Art. 1: « Le Grand Orient de Belgique, obédience masculine, maillon de la franc-maçonnerie universelle, demande à celui qui se présente à l’Initiation d’être honnête homme et d’être capable de comprendre et de propager les principes maçonniques. Il exige de ses membres, la sincérité des convictions, le désir de s’instruire et le dévouement. Il forme une société d’hommes probes et libres qui, liés par des sentiments de liberté, d’égalité et de fraternité, travaillent individuellement et en commun au progrès social, et exercent ainsi la bienveillance dans le sens le plus étendu ».

A sa création, le Grand Orient de Belgique est exclusivement masculin, ses loges n'initient que des hommes.
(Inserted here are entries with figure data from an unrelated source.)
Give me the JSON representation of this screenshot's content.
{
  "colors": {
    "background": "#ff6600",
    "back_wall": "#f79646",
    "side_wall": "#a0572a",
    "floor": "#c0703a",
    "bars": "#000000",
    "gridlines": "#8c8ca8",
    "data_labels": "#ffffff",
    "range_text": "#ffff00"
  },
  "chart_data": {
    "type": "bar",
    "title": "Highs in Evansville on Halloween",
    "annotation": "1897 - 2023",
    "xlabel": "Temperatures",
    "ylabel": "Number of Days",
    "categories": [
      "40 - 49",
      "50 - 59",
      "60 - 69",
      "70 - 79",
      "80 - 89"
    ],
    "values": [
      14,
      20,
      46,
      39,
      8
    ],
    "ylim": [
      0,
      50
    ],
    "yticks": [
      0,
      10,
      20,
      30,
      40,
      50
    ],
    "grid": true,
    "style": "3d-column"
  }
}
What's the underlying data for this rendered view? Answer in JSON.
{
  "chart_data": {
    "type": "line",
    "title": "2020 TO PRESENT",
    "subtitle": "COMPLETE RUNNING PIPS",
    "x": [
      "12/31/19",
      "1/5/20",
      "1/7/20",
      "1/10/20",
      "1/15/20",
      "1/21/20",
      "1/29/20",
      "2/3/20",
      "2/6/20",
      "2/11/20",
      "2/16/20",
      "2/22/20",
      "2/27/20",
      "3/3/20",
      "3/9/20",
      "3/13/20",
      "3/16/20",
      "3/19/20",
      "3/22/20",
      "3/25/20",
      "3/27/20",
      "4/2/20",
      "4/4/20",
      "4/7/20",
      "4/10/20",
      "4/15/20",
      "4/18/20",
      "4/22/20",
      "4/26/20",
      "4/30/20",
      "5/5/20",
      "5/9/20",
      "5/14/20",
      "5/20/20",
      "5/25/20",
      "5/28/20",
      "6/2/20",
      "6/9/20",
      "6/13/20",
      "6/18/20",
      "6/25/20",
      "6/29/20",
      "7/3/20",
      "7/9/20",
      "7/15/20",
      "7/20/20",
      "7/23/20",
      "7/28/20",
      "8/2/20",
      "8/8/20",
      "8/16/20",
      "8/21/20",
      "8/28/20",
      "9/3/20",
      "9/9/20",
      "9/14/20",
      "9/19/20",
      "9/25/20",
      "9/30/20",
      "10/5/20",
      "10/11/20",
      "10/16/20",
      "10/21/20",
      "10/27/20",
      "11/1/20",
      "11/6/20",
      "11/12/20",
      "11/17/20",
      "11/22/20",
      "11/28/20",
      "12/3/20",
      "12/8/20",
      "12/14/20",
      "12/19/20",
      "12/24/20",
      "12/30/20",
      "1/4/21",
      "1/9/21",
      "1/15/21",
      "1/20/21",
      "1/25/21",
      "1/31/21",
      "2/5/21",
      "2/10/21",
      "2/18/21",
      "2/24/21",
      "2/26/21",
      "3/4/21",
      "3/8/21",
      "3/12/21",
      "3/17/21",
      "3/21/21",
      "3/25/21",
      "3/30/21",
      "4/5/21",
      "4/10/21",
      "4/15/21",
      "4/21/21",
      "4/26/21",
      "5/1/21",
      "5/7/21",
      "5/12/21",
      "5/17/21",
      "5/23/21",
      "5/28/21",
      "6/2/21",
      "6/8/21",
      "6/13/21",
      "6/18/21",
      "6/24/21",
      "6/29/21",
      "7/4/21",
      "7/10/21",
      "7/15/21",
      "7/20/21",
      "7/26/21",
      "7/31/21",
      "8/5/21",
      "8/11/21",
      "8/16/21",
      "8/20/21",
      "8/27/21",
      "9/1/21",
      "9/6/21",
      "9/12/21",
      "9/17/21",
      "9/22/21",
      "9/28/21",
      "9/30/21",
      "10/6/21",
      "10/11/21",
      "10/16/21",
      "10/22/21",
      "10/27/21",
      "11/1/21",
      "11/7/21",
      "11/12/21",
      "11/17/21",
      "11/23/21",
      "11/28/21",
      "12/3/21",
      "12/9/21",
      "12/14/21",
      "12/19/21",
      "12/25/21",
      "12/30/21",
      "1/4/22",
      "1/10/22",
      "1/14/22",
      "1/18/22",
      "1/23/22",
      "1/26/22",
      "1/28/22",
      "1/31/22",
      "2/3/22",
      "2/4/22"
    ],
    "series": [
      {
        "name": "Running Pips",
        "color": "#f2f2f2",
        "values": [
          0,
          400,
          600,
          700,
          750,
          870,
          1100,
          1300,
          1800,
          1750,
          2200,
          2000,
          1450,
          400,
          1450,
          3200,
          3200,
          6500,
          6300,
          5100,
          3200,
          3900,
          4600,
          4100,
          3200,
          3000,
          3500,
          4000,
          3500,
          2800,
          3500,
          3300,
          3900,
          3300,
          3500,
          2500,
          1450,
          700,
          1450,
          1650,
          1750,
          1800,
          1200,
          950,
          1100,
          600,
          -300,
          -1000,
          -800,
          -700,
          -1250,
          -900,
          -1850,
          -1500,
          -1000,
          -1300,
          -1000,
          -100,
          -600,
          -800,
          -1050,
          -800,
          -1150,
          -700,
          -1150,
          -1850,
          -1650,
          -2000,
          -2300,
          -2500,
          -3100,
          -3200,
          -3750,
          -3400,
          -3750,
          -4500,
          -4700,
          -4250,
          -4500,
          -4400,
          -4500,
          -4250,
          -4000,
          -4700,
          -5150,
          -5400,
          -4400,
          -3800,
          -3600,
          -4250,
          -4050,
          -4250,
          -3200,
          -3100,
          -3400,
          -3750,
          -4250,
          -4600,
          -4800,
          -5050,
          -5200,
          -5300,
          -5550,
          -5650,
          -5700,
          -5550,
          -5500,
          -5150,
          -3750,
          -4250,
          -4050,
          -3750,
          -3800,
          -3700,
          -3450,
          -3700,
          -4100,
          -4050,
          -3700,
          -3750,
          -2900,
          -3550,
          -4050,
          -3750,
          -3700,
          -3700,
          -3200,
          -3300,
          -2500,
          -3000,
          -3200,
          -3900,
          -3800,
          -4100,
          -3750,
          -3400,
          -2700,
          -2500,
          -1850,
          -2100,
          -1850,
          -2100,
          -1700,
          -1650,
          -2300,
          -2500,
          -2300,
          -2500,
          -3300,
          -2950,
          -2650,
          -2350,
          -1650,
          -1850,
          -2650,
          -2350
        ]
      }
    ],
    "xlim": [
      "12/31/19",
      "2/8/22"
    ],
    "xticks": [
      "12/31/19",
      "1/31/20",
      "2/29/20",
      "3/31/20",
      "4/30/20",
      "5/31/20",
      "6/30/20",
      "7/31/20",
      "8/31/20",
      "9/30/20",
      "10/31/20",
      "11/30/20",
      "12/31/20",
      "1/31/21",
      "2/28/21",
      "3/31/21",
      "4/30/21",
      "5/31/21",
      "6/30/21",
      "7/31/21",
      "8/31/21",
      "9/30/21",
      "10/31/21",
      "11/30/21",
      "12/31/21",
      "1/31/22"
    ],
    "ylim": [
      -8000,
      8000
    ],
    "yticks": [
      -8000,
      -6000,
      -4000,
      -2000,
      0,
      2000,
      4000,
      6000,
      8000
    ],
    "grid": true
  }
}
Les loges peuvent cependant décider d'accueillir des sœurs selon des modalités propres à ces premières.

En septembre 2009, Bertrand Fondu, alors grand maître de l'obédience déclare, en référence à une commission d'étude interne sur la mixité que les travaux des loges seront pris en compte en ce qui concerne la création de loge mixte, masculine ou féminine. La réflexion juridique du Grand Collège du Grand Orient de Belgique se clôture un mois après. La conclusion parait dans la presse et annonce une position favorable à la mixité.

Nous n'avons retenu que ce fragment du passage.